What is it about the "standard fantasy setting" that is so rife with upheaval? The orcs and goblins are always in need of some sacred macguffin the humans possess whether it be a ring or some magic portal. Whichever it may be, there is always a reason to defend your castle against the hordes of rampaging baddies bent on stealing your… whatever. Defenders and Dragons is the newest entry into this genre and may be the perfect defense against boredom.
Defenders and Dragons is a side scrolling action game that has you in control of a warrior tasked with protecting a magical crystal gate. Outside the walls of the fortress, there are hordes of enemies looking to break through your defenses to destroy this source of power. So you've got a warrior and a whole bunch of bad guys, I wonder what could happen next? Wave after wave of mayhem.
The control scheme used is incredibly simple. Hold either side of the screen to move left or right, but in order to attack, you have to stand still. As you progress through the game, you also earn more abilities, power ups, and allies that you can activate using buttons scattered about the screen. The controls are simple and intuitive. They never came between me and the action. They fade into the back of your mind, like all good control systems should, and leave your brain to consider when to most effectively utilize that powerful, spinning slash, a special move of one of the warriors.
The graphics of Defenders and Dragons look simply beautiful. They are uncluttered and shimmer in three dimensions the way a great, modern side-scroller should. They draw you in and your eyes can feast on the backgrounds of the castle or treetop elf fortress. The character designs are all pleasantly cartoonish and the enemies are all designed in such a way that you’ll never mistake an orc archer for a goblin warrior. Defenders and Dragons is easy on the eyes, which is a great thing since you'll be staring at a lot of the same characters through endless waves of attacking baddies.
That spinning slash, like most other aspects of your warrior, can be upgraded. You earn gold and gems by defeating waves and waves of enemies. The upgrade store is similar to just about any other defender game. You can spend your spoils hardening your armor or sharpening your weapons with the money you earned, or the money you've bought. Yes, Defenders and Dragons has in-app purchases so you can essentially buy your way into beastly warriors, but thankfully it never pushes that option in your face; it’s simply there for if you ever get tired of grinding.
It isn't always about your warrior though. Defenders and Dragons injects strategy into the mix by giving you control over autonomous pikemen, guards, and archers that you can summon to help in a pinch. You have to weigh your stockpile of points in order to call for more powerful aid, but you might need help in the short term. This element isn't unique to Defenders and Dragons, but this particular implementation is well balanced and your decision can have an enormous effect on whether you survive the sea of goblins and dragons.
Defenders and Dragons isn't perfect though.
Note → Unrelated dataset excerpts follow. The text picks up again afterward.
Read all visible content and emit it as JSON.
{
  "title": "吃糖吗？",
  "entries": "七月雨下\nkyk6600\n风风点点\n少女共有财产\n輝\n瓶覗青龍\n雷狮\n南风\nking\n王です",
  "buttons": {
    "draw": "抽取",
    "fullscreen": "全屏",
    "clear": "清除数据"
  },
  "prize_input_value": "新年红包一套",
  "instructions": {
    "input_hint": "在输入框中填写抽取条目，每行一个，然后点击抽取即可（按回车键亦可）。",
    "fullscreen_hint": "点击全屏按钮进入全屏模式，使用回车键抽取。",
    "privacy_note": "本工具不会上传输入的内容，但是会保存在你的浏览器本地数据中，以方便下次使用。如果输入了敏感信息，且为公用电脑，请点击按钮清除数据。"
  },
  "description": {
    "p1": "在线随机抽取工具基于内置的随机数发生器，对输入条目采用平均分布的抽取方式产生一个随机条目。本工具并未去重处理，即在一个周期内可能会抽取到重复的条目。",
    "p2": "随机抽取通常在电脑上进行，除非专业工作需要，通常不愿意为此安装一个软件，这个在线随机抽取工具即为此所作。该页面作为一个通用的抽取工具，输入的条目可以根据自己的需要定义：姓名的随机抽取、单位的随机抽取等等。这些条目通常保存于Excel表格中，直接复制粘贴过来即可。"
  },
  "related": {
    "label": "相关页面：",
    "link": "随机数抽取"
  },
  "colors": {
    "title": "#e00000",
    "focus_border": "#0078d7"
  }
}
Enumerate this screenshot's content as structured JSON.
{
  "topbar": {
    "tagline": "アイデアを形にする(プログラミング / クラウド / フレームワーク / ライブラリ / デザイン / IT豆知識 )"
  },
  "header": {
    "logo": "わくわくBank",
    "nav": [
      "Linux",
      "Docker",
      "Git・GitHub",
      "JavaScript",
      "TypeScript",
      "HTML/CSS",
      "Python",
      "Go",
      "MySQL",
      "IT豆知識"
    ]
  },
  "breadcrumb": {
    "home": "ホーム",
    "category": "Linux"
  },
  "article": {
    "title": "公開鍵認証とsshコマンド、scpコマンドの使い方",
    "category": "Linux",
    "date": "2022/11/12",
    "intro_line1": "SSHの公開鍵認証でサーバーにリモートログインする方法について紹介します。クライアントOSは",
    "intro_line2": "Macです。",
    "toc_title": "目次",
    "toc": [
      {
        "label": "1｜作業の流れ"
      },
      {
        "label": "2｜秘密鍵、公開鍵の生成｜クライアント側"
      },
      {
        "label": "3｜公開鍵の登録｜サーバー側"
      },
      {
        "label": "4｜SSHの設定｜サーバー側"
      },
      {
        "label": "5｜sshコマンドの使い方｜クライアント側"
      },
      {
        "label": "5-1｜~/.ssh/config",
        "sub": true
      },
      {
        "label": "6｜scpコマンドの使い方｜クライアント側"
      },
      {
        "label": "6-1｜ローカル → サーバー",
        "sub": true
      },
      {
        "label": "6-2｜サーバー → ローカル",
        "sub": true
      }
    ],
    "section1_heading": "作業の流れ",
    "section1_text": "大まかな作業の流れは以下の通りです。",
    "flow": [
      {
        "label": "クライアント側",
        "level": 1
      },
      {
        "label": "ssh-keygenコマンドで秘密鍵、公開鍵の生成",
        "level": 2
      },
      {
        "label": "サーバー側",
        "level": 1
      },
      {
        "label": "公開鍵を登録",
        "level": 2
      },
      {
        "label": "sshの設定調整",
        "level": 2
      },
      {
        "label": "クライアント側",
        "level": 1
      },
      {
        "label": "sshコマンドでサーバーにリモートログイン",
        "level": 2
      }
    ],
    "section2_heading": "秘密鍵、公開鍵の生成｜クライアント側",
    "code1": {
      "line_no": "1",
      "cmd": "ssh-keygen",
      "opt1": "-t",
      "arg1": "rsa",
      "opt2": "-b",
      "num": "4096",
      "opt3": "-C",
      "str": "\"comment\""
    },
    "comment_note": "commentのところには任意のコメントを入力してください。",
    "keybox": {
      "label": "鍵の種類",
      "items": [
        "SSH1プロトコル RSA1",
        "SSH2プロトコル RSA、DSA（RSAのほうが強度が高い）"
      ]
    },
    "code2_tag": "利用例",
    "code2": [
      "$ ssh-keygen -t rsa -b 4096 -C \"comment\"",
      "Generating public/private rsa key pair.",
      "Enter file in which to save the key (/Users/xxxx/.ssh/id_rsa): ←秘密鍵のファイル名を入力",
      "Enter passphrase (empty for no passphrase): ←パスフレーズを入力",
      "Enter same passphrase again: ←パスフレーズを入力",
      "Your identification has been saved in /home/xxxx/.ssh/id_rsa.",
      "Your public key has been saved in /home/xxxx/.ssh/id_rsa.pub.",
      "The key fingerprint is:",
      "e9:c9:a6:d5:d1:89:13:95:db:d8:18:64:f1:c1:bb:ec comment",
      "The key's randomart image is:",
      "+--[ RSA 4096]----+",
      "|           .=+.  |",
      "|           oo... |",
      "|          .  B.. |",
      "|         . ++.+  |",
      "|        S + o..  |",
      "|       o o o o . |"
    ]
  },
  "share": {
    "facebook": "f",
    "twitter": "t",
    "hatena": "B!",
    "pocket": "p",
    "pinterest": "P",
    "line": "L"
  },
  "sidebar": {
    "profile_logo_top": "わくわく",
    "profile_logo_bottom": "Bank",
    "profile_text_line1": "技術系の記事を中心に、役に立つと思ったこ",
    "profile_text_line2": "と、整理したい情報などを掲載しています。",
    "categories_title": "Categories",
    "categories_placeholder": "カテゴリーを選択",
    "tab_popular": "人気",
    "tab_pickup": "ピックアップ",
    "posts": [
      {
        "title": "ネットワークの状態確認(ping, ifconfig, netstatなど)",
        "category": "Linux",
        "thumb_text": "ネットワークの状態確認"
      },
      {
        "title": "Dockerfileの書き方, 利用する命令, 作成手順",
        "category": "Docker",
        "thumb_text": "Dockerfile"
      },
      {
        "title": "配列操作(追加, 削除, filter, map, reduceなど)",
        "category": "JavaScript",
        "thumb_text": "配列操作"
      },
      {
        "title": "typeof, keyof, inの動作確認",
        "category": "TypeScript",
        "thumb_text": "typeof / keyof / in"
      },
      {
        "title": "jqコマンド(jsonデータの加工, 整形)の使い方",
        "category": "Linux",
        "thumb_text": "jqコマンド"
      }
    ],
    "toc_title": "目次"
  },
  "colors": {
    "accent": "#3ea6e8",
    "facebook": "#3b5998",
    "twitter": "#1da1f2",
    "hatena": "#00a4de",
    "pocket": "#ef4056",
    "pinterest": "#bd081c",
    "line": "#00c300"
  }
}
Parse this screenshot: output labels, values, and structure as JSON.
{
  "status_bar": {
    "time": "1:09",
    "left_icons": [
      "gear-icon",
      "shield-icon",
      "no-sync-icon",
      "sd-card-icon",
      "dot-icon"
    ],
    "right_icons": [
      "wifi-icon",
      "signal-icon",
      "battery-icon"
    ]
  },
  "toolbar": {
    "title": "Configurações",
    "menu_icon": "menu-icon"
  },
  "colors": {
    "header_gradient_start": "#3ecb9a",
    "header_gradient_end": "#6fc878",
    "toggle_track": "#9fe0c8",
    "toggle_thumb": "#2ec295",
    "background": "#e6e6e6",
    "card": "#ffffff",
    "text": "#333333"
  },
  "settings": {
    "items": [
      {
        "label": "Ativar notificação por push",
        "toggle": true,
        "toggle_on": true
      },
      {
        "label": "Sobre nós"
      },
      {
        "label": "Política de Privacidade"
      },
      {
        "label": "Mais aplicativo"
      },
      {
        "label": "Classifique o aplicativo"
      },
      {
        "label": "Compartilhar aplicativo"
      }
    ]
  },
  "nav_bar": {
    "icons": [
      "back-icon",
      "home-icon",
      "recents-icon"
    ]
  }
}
It has the same pitfalls of any defense game, which is endless repetition. This isn't the sort of game you want to play for more than 15 or 20 minutes at a time. The soundtrack leaves something to be desired. It would have been nice to have more than a couple tracks to entertain your ears while you wade through endless waves of orcs, trolls, and dragons. Also, every time you complete a wave of enemies, you have to wade through the menus again, including the shop, to get to the next wave. I simply wish it was easier to rapidly grind and save up some gold and gems for upgrades.
Overall, Defenders and Dragons is a damn good defense game. If you've got the time and the strategic mind, you can really get some enjoyment out of protecting the crystal portal from hordes of baddies. Does it bring anything new to the defender genre? No. It simply does everything a good defense game should, and it does them well. Defenders and Dragons can easily hold off the onslaught of boredom, even if only for a little while.